Poet Feature: Margaret Atwood
As part of our celebration of National Poetry Month, we're featuring a wide variety of poets and their works. Today's poet is Margaret Atwood!
Born in 1939 in Ottawa, Ontario, Atwood earned her bachelor's degree from the University of Toronto and her master's degree from Harvard. Though perhaps best known today for her prose, Atwood's first publications were poetry.
Her first collection, Double Persephone, published in 1961, won the E.J. Pratt medal, and her second, The Circle Game, won the Governor General's Award. These early volumes established themes and motifs that would continue to appear not only in her poetry, but her prose as well. Her poems tend to deal with the duality of existance, comparing the natural with the man-made, the imagined with reality, the internal with the external.
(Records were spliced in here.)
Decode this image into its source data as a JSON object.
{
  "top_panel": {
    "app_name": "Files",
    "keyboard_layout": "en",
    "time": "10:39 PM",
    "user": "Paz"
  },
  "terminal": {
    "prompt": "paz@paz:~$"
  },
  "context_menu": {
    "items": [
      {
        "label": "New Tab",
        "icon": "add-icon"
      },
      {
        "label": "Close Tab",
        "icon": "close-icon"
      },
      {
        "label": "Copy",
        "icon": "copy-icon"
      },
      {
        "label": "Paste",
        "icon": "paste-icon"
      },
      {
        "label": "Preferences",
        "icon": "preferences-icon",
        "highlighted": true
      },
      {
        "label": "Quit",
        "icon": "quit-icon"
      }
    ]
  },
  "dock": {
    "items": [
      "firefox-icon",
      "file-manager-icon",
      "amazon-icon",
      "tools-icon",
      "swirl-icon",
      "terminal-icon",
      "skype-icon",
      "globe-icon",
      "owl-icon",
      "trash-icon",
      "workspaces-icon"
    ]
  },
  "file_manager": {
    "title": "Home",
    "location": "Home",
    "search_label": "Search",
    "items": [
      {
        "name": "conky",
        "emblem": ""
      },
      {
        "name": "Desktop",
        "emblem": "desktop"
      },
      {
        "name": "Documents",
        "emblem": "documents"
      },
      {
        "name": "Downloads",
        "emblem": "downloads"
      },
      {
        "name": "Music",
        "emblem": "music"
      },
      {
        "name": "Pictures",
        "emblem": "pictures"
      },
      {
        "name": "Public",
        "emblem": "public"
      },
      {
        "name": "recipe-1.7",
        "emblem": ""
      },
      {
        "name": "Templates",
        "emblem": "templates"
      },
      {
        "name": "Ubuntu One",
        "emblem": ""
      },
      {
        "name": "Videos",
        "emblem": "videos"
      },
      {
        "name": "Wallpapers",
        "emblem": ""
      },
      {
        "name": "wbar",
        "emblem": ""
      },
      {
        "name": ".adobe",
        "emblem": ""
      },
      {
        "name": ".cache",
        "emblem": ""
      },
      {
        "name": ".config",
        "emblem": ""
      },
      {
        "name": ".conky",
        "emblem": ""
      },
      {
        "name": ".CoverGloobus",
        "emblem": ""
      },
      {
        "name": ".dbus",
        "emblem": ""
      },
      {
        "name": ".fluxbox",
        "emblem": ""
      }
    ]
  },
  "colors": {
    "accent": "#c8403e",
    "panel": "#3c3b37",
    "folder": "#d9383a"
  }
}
Often characters unable to cope with that dual nature struggle with isolation and suffering, something that many readers find relatable. Atwood's poetry resonated with the feminist community in particular, though Atwood was, as she put it, profoundly apolitical when she first began writing. For her, the suffering of her female characters at the hands of the discriminatory systems around them was simply a depiction of the world as she saw it. “My women suffer because most of the women I talk to seem to have suffered,” Atwood told Judy Klemesrud in a New York Times interview.
Today, Atwood is known for her dedication to both feminist and environmental causes, both topics found frequently in her poetry as well has her prose. In total, she has published more than 15 volumes of poetry and nearly 20 novels, as well as nonfiction books and essays, short stories, and even children's books. Her most recent collection of poetry is The Door, published in 2007, but her older works are receiving new attention thanks to the award-winning Hulu original series based on her bestselling novel The Handmaid's Tale.